Pharmaceutical giant Pfizer on Friday dashed prospects for a coronavirus vaccine being approved before the election with an open letter explaining the company would not apply for regulatory clearance for its vaccine candidate until the third week of November at the earliest.

President Trump has for months suggested a vaccine could be imminent, raising concerns that political pressure could force a vaccine through the regulatory process prematurely so that it would be approved by Election Day without evidence that it is safe and effective.

Chief executive Albert Bourla wrote in the letter that while the company projects it may have enough data to determine whether the vaccine is effective in October, there will not be sufficient safety follow-up to satisfy criteria laid out by the Food and Drug Administration until late November.

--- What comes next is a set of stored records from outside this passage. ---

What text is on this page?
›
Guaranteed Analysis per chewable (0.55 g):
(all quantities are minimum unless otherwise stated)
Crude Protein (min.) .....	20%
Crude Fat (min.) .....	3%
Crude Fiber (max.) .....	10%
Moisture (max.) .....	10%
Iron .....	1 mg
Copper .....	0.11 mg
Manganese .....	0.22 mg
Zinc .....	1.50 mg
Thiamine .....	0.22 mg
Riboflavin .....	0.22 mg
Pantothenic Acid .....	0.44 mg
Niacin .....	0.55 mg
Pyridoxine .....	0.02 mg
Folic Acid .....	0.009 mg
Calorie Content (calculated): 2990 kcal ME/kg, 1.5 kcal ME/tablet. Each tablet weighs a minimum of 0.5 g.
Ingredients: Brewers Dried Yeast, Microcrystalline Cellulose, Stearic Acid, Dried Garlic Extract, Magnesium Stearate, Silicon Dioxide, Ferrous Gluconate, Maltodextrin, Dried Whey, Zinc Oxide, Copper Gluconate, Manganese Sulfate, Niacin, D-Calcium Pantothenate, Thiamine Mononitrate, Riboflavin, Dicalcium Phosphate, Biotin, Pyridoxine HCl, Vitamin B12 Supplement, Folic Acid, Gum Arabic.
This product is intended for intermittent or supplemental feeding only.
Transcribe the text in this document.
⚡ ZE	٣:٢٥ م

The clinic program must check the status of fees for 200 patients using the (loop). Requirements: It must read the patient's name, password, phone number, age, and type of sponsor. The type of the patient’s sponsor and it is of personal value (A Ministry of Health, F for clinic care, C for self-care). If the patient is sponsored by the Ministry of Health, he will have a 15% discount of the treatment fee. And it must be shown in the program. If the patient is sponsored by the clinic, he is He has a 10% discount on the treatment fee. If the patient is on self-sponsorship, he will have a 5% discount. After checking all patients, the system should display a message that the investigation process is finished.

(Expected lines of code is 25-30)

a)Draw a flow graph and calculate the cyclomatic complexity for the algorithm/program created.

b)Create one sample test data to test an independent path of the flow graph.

The letter was welcomed by Eric Topol, a physician-scientist at Scripps Research Translational Institute who joined other experts in writing to Bourla in late September, asking the company not to seek authorization for a vaccine before late November.

Topol recently had a virtual meeting with company executives to express his concerns and said he was frustrated they would not answer directly whether they would seek broader use of a vaccine before Nov3

Bourla made clear that while the company won’t seek approval until reaching the safety threshold, it could announce data on whether the vaccine candidate works before the election.

The agency put forth a requirement — despite White House objections — that vaccine candidates must have a minimum of two months of follow-up data on half of the participants in the study.

Moderna, a biotechnology company, will not have enough safety data to apply for regulatory authorization until two days before Thanksgiving, according to spokesman Ray Jordan.